Sometimes when you win, you also lose. That's the case with synthetic nitrogen fertilizer, an agricultural miracle that helped feed a growing global population but also caused some pretty nasty environmental problems that we are still dealing with to this day.
To understand why synthetic nitrogen fertilizer was such a big deal, you'll need a quick biochemistry lesson. Plants need nitrogen. But most sources of nitrogen, like guano, saltpeter and by-products of coal production, offer a limited supply that isn't particularly potent. One untapped source was the air, which is 78 percent nitrogen, but for the vast majority of plants the element is useless in this gaseous form. That's where chemist Fritz Haber comes in. He figured out a way to take nitrogen from the air and transform it into ammonia, a compound of nitrogen and hydrogen that plants can absorb. The discovery led to the widespread use of synthetic nitrogen fertilizer, which helped improve crop yields, and, as a result, helped increase the world's population from 1.6 billion to 6 billion during the 20th century [source: Keifer].
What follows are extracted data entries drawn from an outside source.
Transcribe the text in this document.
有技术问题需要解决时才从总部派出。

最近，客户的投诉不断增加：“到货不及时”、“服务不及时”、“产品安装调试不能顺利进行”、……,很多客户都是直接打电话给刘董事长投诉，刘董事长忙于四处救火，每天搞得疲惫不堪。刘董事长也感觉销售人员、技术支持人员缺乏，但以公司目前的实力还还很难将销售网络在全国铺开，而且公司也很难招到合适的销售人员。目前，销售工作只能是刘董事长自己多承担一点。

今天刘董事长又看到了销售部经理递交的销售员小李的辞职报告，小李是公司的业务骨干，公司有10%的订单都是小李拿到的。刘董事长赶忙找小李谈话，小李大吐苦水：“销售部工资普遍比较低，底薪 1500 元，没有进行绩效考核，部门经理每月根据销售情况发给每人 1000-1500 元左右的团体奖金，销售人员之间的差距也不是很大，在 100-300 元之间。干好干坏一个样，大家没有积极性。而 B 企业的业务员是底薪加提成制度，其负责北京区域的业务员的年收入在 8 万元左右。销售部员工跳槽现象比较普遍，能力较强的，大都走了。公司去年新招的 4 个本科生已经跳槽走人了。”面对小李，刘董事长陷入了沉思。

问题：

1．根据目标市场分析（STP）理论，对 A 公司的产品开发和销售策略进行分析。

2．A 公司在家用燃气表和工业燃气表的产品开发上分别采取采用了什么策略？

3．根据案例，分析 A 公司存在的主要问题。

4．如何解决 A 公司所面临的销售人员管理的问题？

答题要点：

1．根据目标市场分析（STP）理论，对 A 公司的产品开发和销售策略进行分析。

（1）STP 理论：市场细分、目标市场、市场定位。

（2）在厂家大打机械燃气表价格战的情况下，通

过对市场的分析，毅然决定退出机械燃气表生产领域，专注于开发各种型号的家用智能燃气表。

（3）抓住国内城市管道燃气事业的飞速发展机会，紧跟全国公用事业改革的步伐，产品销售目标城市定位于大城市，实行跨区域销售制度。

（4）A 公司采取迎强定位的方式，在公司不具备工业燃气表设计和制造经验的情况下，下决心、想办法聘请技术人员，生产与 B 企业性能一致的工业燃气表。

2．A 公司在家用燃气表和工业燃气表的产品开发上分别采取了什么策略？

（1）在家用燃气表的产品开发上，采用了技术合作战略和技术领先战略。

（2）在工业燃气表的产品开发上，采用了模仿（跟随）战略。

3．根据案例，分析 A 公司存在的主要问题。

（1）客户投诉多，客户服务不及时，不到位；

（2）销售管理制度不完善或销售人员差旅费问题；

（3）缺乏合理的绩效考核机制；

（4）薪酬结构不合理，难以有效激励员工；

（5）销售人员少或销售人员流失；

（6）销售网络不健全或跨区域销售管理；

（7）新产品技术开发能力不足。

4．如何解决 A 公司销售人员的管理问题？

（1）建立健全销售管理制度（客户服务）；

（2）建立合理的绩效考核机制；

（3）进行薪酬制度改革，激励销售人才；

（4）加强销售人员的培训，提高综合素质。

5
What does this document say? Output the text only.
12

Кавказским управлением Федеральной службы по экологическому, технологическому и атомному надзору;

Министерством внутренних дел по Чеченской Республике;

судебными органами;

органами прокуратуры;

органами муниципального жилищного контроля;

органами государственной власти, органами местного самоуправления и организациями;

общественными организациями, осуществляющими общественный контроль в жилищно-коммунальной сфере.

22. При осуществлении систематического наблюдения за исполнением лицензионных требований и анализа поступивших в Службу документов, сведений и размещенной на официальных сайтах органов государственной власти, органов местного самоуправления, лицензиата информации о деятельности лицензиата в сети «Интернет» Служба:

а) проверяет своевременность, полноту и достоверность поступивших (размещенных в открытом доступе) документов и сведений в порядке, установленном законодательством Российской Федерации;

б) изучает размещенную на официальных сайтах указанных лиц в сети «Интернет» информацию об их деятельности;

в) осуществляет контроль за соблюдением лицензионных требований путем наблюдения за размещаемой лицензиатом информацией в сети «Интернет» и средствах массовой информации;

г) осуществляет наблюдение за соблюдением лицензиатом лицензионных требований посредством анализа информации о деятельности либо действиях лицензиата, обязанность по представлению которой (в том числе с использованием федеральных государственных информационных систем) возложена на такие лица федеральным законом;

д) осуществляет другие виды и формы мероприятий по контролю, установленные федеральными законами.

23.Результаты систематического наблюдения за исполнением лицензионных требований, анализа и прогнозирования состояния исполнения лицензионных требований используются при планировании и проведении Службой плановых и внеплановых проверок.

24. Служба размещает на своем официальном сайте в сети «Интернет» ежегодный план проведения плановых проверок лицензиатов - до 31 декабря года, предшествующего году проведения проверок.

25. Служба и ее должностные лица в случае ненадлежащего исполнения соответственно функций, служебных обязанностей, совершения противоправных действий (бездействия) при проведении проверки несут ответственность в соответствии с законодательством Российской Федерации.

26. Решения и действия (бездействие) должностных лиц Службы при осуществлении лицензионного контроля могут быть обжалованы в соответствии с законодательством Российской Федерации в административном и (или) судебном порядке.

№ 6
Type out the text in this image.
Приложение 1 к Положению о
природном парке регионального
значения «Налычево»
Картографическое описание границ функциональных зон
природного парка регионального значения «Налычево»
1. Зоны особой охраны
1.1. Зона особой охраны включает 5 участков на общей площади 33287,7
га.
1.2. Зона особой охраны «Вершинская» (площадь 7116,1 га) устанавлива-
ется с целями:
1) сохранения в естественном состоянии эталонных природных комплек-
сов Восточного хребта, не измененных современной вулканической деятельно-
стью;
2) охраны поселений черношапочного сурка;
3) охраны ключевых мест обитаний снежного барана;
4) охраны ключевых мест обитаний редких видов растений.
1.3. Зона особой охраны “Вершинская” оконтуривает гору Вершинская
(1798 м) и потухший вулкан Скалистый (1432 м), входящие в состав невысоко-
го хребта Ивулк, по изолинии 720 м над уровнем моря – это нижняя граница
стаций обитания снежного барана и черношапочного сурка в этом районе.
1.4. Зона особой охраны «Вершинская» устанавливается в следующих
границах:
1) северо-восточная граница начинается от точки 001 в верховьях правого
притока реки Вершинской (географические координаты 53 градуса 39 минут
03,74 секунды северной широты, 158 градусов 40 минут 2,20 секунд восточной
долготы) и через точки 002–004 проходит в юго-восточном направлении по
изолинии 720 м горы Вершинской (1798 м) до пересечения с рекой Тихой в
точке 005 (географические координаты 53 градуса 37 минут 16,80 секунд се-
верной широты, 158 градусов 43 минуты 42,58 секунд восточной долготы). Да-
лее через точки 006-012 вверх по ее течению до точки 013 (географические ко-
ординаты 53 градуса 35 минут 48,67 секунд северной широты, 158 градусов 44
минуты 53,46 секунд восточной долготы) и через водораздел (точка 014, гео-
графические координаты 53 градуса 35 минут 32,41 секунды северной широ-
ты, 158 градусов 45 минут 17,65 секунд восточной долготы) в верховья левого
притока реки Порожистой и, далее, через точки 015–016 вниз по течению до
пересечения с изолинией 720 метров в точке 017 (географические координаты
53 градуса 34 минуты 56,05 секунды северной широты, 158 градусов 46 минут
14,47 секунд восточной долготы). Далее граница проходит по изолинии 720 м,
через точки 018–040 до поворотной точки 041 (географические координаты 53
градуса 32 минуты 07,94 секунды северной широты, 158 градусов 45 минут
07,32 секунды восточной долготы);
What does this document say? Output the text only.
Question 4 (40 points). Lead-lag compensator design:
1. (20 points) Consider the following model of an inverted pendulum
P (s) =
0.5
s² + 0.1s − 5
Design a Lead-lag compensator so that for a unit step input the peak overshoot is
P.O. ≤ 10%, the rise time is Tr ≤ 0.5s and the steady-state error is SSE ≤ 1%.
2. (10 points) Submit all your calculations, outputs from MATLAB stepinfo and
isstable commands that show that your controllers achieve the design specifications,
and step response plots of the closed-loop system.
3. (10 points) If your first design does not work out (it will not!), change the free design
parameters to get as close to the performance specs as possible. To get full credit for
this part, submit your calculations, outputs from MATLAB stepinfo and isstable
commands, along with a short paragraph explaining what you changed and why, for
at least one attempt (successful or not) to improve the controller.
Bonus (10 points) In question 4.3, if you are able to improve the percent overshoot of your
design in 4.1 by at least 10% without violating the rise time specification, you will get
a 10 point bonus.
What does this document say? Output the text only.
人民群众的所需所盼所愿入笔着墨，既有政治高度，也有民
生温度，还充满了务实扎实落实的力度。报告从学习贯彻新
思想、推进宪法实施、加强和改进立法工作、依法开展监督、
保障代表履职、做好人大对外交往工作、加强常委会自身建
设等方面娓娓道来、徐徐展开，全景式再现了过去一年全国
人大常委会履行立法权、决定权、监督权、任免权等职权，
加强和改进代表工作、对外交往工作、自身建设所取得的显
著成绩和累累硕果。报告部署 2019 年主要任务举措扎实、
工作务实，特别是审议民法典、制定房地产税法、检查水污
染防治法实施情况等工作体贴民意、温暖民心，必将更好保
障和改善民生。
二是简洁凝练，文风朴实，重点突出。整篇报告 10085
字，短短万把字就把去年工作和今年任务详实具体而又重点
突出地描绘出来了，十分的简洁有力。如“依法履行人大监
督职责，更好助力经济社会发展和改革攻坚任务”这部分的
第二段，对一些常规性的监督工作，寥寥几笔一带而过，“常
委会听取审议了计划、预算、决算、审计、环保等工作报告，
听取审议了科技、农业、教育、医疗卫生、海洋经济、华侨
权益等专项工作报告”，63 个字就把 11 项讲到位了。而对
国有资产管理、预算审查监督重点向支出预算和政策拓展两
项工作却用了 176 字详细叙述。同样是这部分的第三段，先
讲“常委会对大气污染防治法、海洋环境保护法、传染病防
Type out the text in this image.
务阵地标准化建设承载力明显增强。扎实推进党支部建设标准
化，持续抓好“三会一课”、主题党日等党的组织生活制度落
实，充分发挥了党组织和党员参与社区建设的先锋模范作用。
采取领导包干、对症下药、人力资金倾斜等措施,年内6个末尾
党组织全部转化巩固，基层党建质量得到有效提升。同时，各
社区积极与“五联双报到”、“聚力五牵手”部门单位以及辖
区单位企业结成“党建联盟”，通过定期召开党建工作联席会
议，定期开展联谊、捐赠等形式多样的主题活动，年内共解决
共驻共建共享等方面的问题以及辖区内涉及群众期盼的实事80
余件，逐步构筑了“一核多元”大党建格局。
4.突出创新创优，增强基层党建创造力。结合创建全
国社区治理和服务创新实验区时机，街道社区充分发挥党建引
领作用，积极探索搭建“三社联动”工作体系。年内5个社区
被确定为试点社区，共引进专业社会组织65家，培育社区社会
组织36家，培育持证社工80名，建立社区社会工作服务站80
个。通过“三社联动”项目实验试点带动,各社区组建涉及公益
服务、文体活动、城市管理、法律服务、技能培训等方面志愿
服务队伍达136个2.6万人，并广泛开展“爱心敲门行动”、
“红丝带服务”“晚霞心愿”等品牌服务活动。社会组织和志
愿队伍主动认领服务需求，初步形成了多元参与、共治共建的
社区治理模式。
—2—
So what's so bad about that? For one, fertilizers release nitrous oxide, a potent greenhouse gas, and nitrogen oxide, which reduces the atmosphere's ability to protect us from ultraviolet radiation and causes smog. Nitrogen runoff from agricultural lands has also created algal blooms that create huge dead zones in the world's oceans. And finally, Fritz Haber went on to make pioneering advancements in chemical warfare, which caused many scientists to protest his Nobel Prize in 1918 [source: Simpson].